Tonight: while virtually every American corporate media outlet devoted enormous amounts of attention and time this week to the death of a Russian dissident in a Russian prison, very few covered the hearing this week before the British High Court that will rule on the U.S. request to extradite Julian Assange to stand trial on espionage charges in the United States, where he faces, potentially, life in prison. They made this editorial decision, despite the fact—or really because of the fact—that the U.S. attempt to extradite and imprison Assange is, as a consensus of the press freedom and civil liberties groups have warned, the gravest threat to press freedoms in years.
As we examined Monday night, American media love to denounce the bad acts of foreign regimes while ignoring the similar, or worse, abuses of our own government. Fortunately, some journalists covered the Assange hearing in London, most of them were independent media, and one of them, Richard Medhurst—who hosts a great YouTube program of independent reporting in his name and who has been on our show before—will join us tonight to talk about everything that he witnessed at that hearing in London, and what we can expect from the Assange case going forward.

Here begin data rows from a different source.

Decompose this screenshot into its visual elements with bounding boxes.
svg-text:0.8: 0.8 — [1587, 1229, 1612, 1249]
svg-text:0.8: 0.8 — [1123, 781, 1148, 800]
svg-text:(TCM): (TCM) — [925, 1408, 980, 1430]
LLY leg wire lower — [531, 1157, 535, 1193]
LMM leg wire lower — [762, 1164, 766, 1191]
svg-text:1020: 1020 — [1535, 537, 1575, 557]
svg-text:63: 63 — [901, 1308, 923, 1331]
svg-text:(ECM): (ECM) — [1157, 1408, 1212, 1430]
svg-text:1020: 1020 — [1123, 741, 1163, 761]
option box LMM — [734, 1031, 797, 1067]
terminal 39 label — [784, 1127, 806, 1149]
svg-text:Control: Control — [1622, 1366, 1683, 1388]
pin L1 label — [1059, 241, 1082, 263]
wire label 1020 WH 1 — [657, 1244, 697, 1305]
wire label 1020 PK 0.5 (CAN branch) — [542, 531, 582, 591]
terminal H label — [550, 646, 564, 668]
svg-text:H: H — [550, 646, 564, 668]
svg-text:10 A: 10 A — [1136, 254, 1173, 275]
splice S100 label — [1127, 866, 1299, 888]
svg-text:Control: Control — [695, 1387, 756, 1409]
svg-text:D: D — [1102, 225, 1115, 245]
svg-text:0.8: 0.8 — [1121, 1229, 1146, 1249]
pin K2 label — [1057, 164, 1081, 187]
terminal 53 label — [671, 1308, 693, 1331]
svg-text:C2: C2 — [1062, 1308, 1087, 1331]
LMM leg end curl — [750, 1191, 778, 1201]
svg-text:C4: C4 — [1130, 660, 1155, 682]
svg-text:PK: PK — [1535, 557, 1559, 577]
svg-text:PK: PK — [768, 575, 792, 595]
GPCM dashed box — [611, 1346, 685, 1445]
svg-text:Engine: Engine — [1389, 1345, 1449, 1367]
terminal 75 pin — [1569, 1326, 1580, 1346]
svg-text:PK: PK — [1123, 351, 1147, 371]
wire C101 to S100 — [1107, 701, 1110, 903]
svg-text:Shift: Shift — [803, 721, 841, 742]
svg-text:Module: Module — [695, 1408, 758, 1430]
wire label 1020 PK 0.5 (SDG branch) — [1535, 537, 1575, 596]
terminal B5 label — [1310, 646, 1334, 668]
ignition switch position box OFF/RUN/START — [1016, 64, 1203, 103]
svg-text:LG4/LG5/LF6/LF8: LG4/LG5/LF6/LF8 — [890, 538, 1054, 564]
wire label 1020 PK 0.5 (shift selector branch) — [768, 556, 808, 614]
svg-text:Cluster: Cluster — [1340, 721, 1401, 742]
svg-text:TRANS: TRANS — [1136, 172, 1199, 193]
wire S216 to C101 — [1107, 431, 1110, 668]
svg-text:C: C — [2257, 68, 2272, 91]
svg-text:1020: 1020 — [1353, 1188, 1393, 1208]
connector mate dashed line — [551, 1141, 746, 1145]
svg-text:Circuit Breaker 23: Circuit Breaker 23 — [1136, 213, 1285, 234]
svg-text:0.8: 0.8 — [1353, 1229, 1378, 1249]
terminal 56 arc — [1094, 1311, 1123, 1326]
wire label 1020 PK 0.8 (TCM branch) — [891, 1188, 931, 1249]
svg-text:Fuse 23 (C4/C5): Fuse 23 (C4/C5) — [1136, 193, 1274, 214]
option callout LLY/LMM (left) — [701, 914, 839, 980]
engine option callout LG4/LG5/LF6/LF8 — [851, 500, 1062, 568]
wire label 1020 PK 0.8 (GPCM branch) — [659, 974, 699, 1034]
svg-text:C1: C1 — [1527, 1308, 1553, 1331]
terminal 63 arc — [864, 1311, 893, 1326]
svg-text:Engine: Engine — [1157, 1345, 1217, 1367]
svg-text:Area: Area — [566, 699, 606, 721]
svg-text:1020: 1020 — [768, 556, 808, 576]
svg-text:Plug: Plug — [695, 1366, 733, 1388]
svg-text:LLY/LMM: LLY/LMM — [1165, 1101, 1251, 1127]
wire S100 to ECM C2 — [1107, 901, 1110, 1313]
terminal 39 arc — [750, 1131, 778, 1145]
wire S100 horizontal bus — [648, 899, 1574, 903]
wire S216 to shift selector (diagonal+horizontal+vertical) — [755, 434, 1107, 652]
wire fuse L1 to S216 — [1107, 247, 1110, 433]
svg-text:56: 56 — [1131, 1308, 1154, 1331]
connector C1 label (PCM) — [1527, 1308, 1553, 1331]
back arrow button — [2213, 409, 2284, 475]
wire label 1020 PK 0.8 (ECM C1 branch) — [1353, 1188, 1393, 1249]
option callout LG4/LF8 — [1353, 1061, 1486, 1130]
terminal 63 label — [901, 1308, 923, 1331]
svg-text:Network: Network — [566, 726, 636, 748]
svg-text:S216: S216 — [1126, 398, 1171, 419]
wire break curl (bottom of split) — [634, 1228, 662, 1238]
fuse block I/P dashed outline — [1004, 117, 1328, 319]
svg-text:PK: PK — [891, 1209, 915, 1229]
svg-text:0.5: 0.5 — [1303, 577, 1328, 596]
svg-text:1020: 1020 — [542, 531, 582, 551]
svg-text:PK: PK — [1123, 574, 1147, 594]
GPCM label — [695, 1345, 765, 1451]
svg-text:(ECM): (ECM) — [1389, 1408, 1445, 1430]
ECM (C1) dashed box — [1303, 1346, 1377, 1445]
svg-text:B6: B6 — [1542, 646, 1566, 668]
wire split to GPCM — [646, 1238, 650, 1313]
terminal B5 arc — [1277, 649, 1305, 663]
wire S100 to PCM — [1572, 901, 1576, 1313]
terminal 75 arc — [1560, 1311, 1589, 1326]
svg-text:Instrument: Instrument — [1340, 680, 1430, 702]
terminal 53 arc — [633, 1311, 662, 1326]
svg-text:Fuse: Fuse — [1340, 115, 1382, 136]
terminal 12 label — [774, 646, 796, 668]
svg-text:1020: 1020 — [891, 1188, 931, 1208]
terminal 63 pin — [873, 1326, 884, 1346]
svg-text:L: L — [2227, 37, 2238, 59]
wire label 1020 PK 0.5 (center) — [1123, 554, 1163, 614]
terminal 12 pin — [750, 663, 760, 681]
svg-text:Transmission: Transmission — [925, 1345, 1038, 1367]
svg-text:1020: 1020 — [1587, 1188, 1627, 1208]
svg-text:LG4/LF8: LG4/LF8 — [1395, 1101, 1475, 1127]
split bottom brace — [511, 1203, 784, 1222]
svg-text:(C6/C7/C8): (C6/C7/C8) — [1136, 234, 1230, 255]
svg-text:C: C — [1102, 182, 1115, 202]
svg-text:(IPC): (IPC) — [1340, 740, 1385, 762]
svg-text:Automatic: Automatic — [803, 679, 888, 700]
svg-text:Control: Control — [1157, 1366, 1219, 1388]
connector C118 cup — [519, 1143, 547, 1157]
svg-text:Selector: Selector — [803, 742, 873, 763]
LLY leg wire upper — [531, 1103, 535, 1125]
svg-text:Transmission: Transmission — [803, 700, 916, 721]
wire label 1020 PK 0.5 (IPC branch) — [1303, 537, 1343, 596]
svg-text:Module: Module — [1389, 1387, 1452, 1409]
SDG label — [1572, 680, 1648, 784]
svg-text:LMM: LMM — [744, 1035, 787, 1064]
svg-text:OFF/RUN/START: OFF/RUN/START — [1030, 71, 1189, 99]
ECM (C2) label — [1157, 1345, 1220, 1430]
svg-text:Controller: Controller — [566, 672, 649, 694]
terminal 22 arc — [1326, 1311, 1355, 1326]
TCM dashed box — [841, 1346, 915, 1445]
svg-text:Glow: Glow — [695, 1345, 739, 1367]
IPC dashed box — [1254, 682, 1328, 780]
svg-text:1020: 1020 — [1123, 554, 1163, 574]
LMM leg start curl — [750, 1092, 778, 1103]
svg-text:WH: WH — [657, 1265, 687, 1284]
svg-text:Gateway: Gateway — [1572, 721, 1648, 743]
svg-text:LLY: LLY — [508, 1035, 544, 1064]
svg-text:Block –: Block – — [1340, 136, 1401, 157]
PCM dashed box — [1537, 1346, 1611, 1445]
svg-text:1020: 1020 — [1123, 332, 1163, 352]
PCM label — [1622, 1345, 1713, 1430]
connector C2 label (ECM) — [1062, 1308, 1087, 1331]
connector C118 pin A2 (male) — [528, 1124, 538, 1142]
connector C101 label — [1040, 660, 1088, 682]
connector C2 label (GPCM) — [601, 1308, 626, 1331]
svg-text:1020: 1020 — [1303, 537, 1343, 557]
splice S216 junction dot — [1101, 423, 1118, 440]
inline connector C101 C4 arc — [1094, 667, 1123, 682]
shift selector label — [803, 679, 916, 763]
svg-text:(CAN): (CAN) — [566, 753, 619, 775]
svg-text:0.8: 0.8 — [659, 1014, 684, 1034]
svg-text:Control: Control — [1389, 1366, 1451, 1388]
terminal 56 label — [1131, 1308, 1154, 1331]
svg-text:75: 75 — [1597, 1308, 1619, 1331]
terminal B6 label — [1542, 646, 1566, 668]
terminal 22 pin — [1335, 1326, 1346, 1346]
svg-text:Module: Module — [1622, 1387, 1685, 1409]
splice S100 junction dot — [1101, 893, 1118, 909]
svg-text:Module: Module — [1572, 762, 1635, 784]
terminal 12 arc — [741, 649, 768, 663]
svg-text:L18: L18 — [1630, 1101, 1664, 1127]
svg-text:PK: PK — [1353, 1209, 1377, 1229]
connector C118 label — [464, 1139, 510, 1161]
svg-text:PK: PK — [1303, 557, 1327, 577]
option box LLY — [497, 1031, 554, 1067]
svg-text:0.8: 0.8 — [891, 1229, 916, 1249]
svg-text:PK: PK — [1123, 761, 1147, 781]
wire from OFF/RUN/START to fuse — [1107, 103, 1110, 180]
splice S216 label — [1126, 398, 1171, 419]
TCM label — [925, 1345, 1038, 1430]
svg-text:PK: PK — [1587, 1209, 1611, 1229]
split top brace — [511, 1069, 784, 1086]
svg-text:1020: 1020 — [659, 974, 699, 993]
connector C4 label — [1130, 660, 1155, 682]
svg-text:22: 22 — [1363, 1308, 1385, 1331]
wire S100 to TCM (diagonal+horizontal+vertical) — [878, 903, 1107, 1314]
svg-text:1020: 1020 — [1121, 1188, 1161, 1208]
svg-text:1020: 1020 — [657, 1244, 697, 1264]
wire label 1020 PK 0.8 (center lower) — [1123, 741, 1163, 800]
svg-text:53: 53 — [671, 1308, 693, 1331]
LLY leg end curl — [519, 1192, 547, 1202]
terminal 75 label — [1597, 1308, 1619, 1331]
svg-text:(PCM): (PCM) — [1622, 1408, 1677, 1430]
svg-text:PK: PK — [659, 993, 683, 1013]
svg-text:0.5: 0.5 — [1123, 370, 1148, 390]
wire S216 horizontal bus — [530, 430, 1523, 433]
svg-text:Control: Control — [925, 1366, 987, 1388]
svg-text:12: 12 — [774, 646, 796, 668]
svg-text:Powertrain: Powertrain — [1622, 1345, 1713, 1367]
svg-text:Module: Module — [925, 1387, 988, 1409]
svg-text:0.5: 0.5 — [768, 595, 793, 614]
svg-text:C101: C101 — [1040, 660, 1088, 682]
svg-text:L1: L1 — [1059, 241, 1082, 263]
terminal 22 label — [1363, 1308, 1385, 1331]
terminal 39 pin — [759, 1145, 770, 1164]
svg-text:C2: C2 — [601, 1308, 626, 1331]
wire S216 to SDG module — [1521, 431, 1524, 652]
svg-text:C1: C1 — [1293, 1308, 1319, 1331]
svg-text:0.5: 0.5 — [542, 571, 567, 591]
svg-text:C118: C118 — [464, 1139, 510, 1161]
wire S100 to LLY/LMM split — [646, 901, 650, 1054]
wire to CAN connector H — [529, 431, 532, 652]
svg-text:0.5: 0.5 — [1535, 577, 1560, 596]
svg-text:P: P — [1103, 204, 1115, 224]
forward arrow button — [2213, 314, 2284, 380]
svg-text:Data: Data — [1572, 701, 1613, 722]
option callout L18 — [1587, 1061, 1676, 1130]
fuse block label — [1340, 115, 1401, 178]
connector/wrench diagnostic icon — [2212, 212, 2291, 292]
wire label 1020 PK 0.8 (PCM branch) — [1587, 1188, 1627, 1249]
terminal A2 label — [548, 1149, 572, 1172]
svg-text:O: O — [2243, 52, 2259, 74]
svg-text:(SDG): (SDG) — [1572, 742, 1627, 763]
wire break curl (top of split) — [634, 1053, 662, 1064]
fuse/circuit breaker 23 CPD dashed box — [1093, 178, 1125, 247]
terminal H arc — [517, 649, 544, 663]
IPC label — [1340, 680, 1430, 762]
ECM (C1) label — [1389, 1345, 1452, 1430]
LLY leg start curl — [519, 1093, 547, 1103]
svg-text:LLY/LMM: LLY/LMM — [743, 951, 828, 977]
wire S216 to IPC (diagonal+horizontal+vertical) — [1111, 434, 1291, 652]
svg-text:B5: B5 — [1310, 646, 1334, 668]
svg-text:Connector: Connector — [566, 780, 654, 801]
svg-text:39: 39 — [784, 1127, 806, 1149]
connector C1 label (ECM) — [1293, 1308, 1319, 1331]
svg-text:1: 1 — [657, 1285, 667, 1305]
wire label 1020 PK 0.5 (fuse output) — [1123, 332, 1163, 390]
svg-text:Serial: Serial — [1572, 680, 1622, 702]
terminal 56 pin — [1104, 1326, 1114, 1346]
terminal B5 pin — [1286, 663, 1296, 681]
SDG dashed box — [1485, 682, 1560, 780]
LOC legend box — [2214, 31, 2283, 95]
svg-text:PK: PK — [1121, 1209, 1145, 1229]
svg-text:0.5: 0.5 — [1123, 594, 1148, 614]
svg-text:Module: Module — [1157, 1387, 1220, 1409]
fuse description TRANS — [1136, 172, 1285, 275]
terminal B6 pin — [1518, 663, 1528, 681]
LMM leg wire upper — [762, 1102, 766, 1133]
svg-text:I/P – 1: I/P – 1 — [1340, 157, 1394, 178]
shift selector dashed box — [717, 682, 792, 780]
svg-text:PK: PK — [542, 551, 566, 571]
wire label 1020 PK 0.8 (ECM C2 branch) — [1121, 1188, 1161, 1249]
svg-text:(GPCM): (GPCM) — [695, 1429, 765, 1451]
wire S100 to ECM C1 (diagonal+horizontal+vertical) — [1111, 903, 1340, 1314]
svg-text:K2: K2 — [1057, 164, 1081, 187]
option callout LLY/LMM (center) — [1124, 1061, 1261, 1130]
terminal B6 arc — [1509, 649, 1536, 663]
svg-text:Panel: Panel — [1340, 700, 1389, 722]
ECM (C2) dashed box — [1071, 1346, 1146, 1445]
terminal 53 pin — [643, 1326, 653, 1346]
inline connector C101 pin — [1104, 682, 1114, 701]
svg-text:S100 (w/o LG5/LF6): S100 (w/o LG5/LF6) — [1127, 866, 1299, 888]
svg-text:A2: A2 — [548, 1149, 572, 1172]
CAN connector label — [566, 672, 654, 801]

Then: we spent a lot of time on this show covering the various prongs of the U.S. machine of endless war: bombings, invasions, coups, the financing of multiple foreign militaries and wars, propping up friendly dictators, and the like. But one of the most significant arms of U.S. war policy is also one of the most ignored. That is how the U.S. government, at any given moment, is imposing sanctions on all sorts of other countries, typically with the stated objective that is virtually never served by those sanctions and far more frequently has the opposite effect, namely, the sanctions suffocate the country and cause immense suffering for ordinary people who live there, while strengthening the regimes that the U.S. is ostensibly attempting to overthrow. You can look wherever tensions are found—in Venezuela, Cuba, Syria, Iran and Russia—and the same pattern repeats itself. Given what a central weapon the sanction regime is for the U.S. foreign policy—the U.S. just announced a new round of sanctions this week for Russia—we think it would be really worthwhile to delve into the reality of this instrument, how it works and does not work, who it weakens and who it does not weaken, and the very real costs for Americans.
To help us with that examination, we will speak to a professor at Saint Joseph's University, whose research focuses on state formation and transitions to capitalism within the states in the former Soviet Union. He is David Siegel, and his article in April of 2022 at the start of the war in Ukraine, in the journal World Affairs, entitled “The Failure of U.S. Sanctions on Russia” argued that the nature of the oligarch class in Russia made it very unlikely that sanctions would change Russian behavior. I think, two years later, that article has been vindicated, and we will talk to him about what it was that he saw both about sanctions in Russia and sanctions more broadly.
For now, welcome to a new episode of System Update, starting right now.